South Carolina is a state in the southeastern United States known for its subtropical beaches and marshlike sea islands. Despite its small size compared to some states, South Carolina is home to a wide variety of wildlife, including small rodents, spiders, badgers, mink, long-tailed weasels, birds, amphibians, reptiles, and insects.
South Carolina has three distinct geographical regions, the Blue Ridge mountains on the West, the eastern Atlantic coastal plain, and the central Piedmont region. It has varied weather conditions, including mild winters and hot, humid summers. The state is home to unusual and common creatures, predators, and herbivores; some of the rarest creatures in the nation are those that are seen and heard frequently.
Check out the list of 6 animal species that used to live in South Carolina.
1. Eastern Cougar
The eastern cougar is a member of the big cat family. It was popularly known as puma or mountain lion. It was larger than the common mountain lion in the western States and was a tan-colored cat with dark brown spots on its back. Because of their size, it is easy for them to prey on deers, pigs, mammals, and other livestock. They were most common in the swamps and forests because of their “human-shy” nature. You could see them in the Southeast, although their range extended north from Massachusetts to South Carolina.
There are two reasons why the eastern cougar is extinct in South Carolina and the world. First, it was hunted almost to the point of extinction because of its value to the fur industry. Secondly, Eastern cougar hunted livestock, which became another reason men hunted them to protect their livestock.
2. Carolina Parakeet
The Carolina parakeet was a beautiful bird, prolific in the Carolinas, Georgia, Kentucky, New York, and various states in the United States. The Carolina parrot was a brightly colored bird with red, yellow, and green feathers. They were mostly green, with beautiful red feathers on the wing and yellow feathers under the wing.
The last one in captivity died in the early 1900s, and there have been a few attempts to bring it back to the wild, but they have not been successful.

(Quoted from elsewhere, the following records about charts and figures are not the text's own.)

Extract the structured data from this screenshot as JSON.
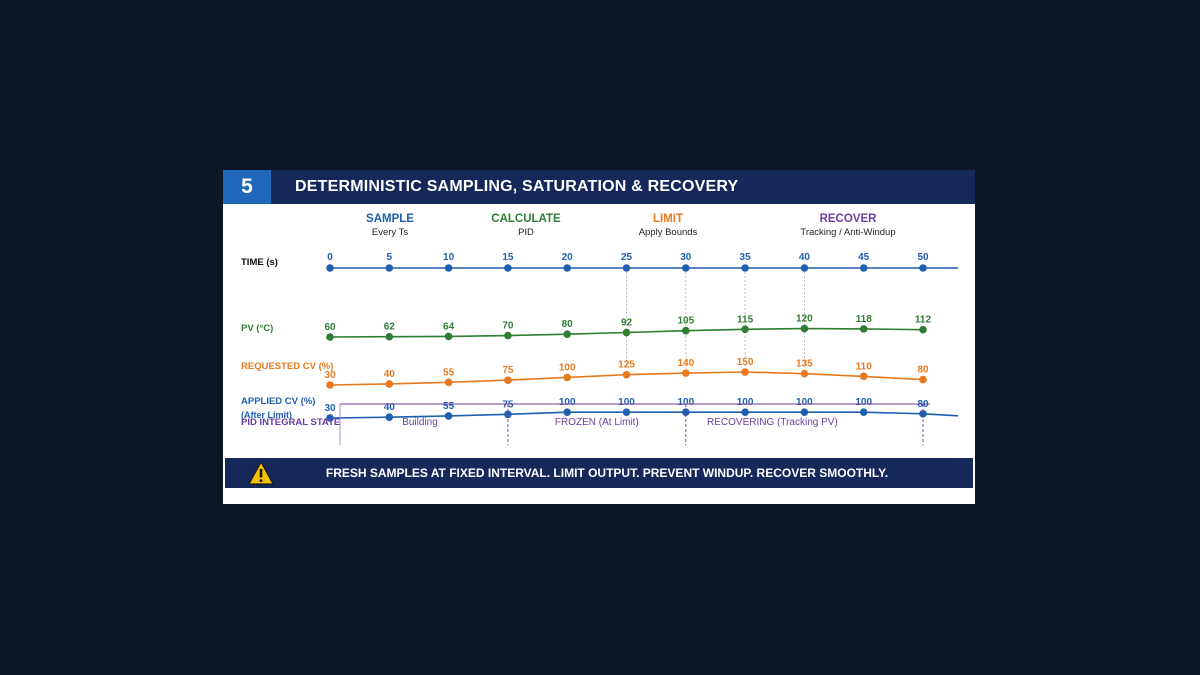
{
  "step_number": "5",
  "title": "DETERMINISTIC SAMPLING, SATURATION & RECOVERY",
  "phases": [
    {
      "name": "SAMPLE",
      "subtitle": "Every Ts",
      "color": "#1f5fb0"
    },
    {
      "name": "CALCULATE",
      "subtitle": "PID",
      "color": "#2e7d32"
    },
    {
      "name": "LIMIT",
      "subtitle": "Apply Bounds",
      "color": "#e8791d"
    },
    {
      "name": "RECOVER",
      "subtitle": "Tracking / Anti-Windup",
      "color": "#6a3fa0"
    }
  ],
  "rows": [
    {
      "label": "TIME (s)",
      "sublabel": "",
      "label_color": "#111111",
      "color": "#1f5fb0",
      "values": [
        0,
        5,
        10,
        15,
        20,
        25,
        30,
        35,
        40,
        45,
        50
      ]
    },
    {
      "label": "PV (°C)",
      "sublabel": "",
      "label_color": "#2e7d32",
      "color": "#2e7d32",
      "values": [
        60,
        62,
        64,
        70,
        80,
        92,
        105,
        115,
        120,
        118,
        112
      ]
    },
    {
      "label": "REQUESTED CV (%)",
      "sublabel": "",
      "label_color": "#e8791d",
      "color": "#e8791d",
      "values": [
        30,
        40,
        55,
        75,
        100,
        125,
        140,
        150,
        135,
        110,
        80
      ]
    },
    {
      "label": "APPLIED CV (%)",
      "sublabel": "(After Limit)",
      "label_color": "#1f5fb0",
      "color": "#1f5fb0",
      "values": [
        30,
        40,
        55,
        75,
        100,
        100,
        100,
        100,
        100,
        100,
        80
      ]
    }
  ],
  "integral_state": {
    "label": "PID INTEGRAL STATE",
    "label_color": "#6a3fa0",
    "segments": [
      {
        "label": "Building",
        "from": 0,
        "to": 15
      },
      {
        "label": "FROZEN (At Limit)",
        "from": 15,
        "to": 30
      },
      {
        "label": "RECOVERING (Tracking PV)",
        "from": 30,
        "to": 50
      }
    ]
  },
  "footer": {
    "text": "FRESH SAMPLES AT FIXED INTERVAL. LIMIT OUTPUT. PREVENT WINDUP. RECOVER SMOOTHLY.",
    "icon": "warning-icon"
  }
}
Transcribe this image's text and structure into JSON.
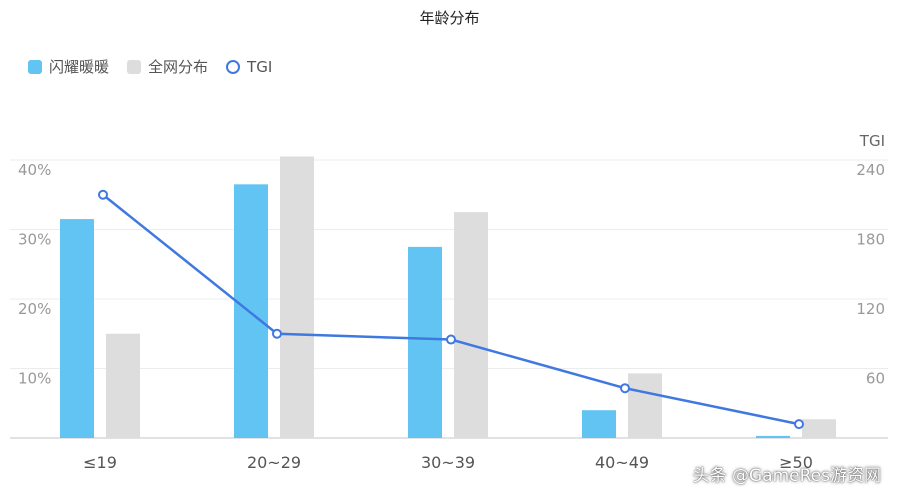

|Living Period||82 to 73 million years ago|
The Deinosuchus is bigger than the biggest crocodiles currently in South Carolina. They existed some million years ago. The fossils collected so far have shown that they were giants and are the largest crocodiles that have ever existed. They have an approximate length of 35 feet, a height of 4 feet, and a width of about 5.6 feet. The appearance of the Deinosuchus was similar to the crocodiles we have in this era.
Fossils have been collected from South Carolina and Delaware recently, proving they existed in that part of the world. There are indications that these giant crocodiles died before the Cretaceous-Paleogene extinction event.
4. Ivory-Billed Woodpecker
The ivory-billed woodpecker was a bird that lived in southern swamps, cypress forests, and wet hardwood forests. It was an iconic bird in the South, and even a few movies featured the bird. The ivory-billed woodpecker was a large black and white bird. It had a red patch on its back and a yellow patch on its breast. The male was larger than the female, and the female had less red on her back than the male. Although a decision has not been made about the nature of the bird, unfortunately, this beautiful bird is now extinct in the wild. The last sighting of the bird was in Louisiana in 1944.
The bird became extinct as a result of large-scale deforestation, bush burning, and hunting. There have been attempts to reintroduce the species and breed it in captivity, but so far, they have not been successful.
5. Saber-toothed Tiger
|Extinct since||10,000 years ago|
The saber-toothed tiger, otherwise known as the smilodon, was a big cat with long canine teeth. The upper canines are 8 inches long and aid in tearing their prey and attacking other animals. These animals are about the same size as the modern-day lion, with a robustly built body structure and short limbs.
The saber-toothed tiger lived during the Pleistocene and can be found in Africa, North America, Europe, South America, and South Carolina. This big cat became extinct 10,000 years ago during the Quaternary extinction event. Some history authors have linked the saber-toothed tiger’s extinction to the competition between them and the faster felids that replaced them.
6. Woolly Mammoth
|Extinct since||37,000 years ago.|
The woolly mammoth was also known as the Siberian mammoth or northern mammoth. They were in existence from about 2.5 million years ago. Woolly mammoth, as the name might imply, was named woolly because of the thick layer of dark brown to yellowish-brown wool on the body of this giant elephant. This animal has an average height of about 11 feet and weighs about 12,000 pounds (6 tons).
Genetic studies of the remains of the animal in various places suggest that it lived in Europe, Asia, and North America. In 1725, some fossilized teeth were discovered on a plantation in South Carolina, which turned out to be part of the remains of a woolly mammoth.
The extinction of the woolly mammoth has been linked to the end of the ice age and global warming. The warmed environment was no longer suited for their existence, coupled with the fact that they were hunted on a large scale by humans.